Hidup Damai dan Mengejar Kekudusan

Rabu, 3 Februari 2021 – Hari Biasa Pekan IV

127

Markus 6:1-6

Kemudian Yesus berangkat dari situ dan tiba di tempat asal-Nya, sedang murid-murid-Nya mengikuti Dia. Pada hari Sabat Ia mulai mengajar di rumah ibadat dan jemaat yang besar takjub ketika mendengar Dia dan mereka berkata: “Dari mana diperoleh-Nya semuanya itu? Hikmat apa pulakah yang diberikan kepada-Nya? Dan mujizat-mujizat yang demikian bagaimanakah dapat diadakan oleh tangan-Nya? Bukankah Ia ini tukang kayu, anak Maria, saudara Yakobus, Yoses, Yudas dan Simon? Dan bukankah saudara-saudara-Nya yang perempuan ada bersama kita?” Lalu mereka kecewa dan menolak Dia. Maka Yesus berkata kepada mereka: “Seorang nabi dihormati di mana-mana kecuali di tempat asalnya sendiri, di antara kaum keluarganya dan di rumahnya.” Ia tidak dapat mengadakan satu mujizat pun di sana, kecuali menyembuhkan beberapa orang sakit dengan meletakkan tangan-Nya atas mereka. Ia merasa heran atas ketidakpercayaan mereka.

Lalu Yesus berjalan keliling dari desa ke desa sambil mengajar.

***

Penolakan memang menyakitkan. Lebih menyakitkan lagi apabila penolakan tersebut berasal dari orang-orang dekat atau orang yang kita harapkan. Siapa pun tidak ingin ditolak. Hati manusia begitu rindu untuk dihargai dan diperlakukan sebagaimana mestinya.

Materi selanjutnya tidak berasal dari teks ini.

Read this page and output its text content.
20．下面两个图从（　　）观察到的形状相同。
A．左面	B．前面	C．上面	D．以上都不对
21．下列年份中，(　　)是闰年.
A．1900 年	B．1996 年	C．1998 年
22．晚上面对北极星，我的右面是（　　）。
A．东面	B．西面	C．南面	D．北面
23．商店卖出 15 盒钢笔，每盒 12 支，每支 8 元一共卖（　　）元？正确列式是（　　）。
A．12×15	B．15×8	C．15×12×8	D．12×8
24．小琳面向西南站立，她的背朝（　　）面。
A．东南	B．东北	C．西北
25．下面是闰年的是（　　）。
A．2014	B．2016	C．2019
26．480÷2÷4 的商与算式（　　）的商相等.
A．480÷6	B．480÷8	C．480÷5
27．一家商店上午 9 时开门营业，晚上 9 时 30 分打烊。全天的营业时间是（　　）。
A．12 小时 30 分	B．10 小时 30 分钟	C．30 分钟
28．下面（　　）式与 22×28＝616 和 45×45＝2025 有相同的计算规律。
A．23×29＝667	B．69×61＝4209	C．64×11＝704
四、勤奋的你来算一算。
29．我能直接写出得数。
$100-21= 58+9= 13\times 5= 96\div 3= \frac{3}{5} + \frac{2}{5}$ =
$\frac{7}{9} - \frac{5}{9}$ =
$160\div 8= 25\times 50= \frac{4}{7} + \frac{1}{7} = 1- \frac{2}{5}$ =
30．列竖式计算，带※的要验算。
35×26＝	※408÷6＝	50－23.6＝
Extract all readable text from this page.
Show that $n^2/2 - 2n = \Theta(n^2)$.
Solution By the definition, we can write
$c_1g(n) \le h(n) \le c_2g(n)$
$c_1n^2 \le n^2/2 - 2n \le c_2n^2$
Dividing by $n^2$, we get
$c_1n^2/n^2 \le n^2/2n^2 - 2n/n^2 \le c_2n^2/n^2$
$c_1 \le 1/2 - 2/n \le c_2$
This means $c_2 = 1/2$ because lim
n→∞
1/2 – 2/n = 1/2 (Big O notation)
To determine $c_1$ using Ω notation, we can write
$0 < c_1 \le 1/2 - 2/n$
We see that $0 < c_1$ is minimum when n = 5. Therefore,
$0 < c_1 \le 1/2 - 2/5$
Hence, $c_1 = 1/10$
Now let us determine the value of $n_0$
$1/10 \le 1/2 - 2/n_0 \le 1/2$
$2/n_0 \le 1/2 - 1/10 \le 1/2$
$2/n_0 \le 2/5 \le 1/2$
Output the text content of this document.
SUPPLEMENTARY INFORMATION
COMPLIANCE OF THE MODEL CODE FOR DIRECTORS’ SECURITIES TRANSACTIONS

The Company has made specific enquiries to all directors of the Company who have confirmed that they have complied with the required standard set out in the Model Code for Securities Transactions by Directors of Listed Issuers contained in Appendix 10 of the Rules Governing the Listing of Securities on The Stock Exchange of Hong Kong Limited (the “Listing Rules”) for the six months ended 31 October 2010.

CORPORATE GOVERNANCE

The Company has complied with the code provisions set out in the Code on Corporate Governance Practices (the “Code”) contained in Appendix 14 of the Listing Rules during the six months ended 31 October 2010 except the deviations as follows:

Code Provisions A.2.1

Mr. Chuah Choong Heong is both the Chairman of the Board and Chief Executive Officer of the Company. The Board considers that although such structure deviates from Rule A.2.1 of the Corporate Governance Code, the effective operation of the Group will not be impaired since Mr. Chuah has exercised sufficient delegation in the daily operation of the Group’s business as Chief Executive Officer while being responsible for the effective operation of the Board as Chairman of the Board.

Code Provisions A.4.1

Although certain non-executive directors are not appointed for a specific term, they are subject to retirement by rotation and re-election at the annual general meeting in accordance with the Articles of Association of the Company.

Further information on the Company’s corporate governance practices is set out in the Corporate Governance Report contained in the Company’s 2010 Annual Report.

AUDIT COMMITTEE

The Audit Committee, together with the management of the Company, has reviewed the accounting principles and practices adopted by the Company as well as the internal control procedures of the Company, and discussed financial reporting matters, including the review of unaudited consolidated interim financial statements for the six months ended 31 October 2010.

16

Yesus dalam bacaan Injil hari ini ditolak oleh orang-orang dari tempat asal-Nya. Mereka sungguh mengenal latar belakang dan kehidupan Yesus di Nazaret. Ketika Yesus tiba-tiba datang dengan hikmat yang menakjubkan, orang-orang itu tidak hanya heran, tetapi juga tidak percaya dengan kenyataan ini. Mereka kecewa dan menolak Dia. Karena itu, Yesus tidak banyak mengadakan mukjizat di sana, kecuali menyembuhkan beberapa orang sakit dengan meletakkan tangan-Nya atas mereka.

Penolakan terjadi karena orang tidak mampu menerima kelebihan atau kekurangan orang lain. Di saat kita merasa diri lebih baik dari orang lain, muncul kecenderungan dalam diri kita untuk melakukan penolakan. Perlu kita sadari bahwa penolakan terhadap pihak lain yang didasari oleh ketidakmampuan menerima kelebihan mereka atau oleh rasa iri hati adalah sesuatu yang memalukan.

Surat kepada Orang Ibrani yang kita dengar hari ini sebagai bacaan pertama (Ibr. 12:4-7, 11-15) kiranya semakin meneguhkan sekaligus mengingatkan kita. Hidup orang beriman memang tidak pernah lepas dari penderitaan. Namun, di balik segala penderitaan, tersembunyi kasih agung Tuhan. Oleh karena itu, mari kita berusaha hidup damai dengan semua orang dan mengejar kekudusan. “Jagalah supaya jangan ada seorang pun menjauhkan diri dari kasih karunia Allah, agar jangan tumbuh akar yang pahit yang menimbulkan kerusuhan dan yang mencemarkan banyak orang.”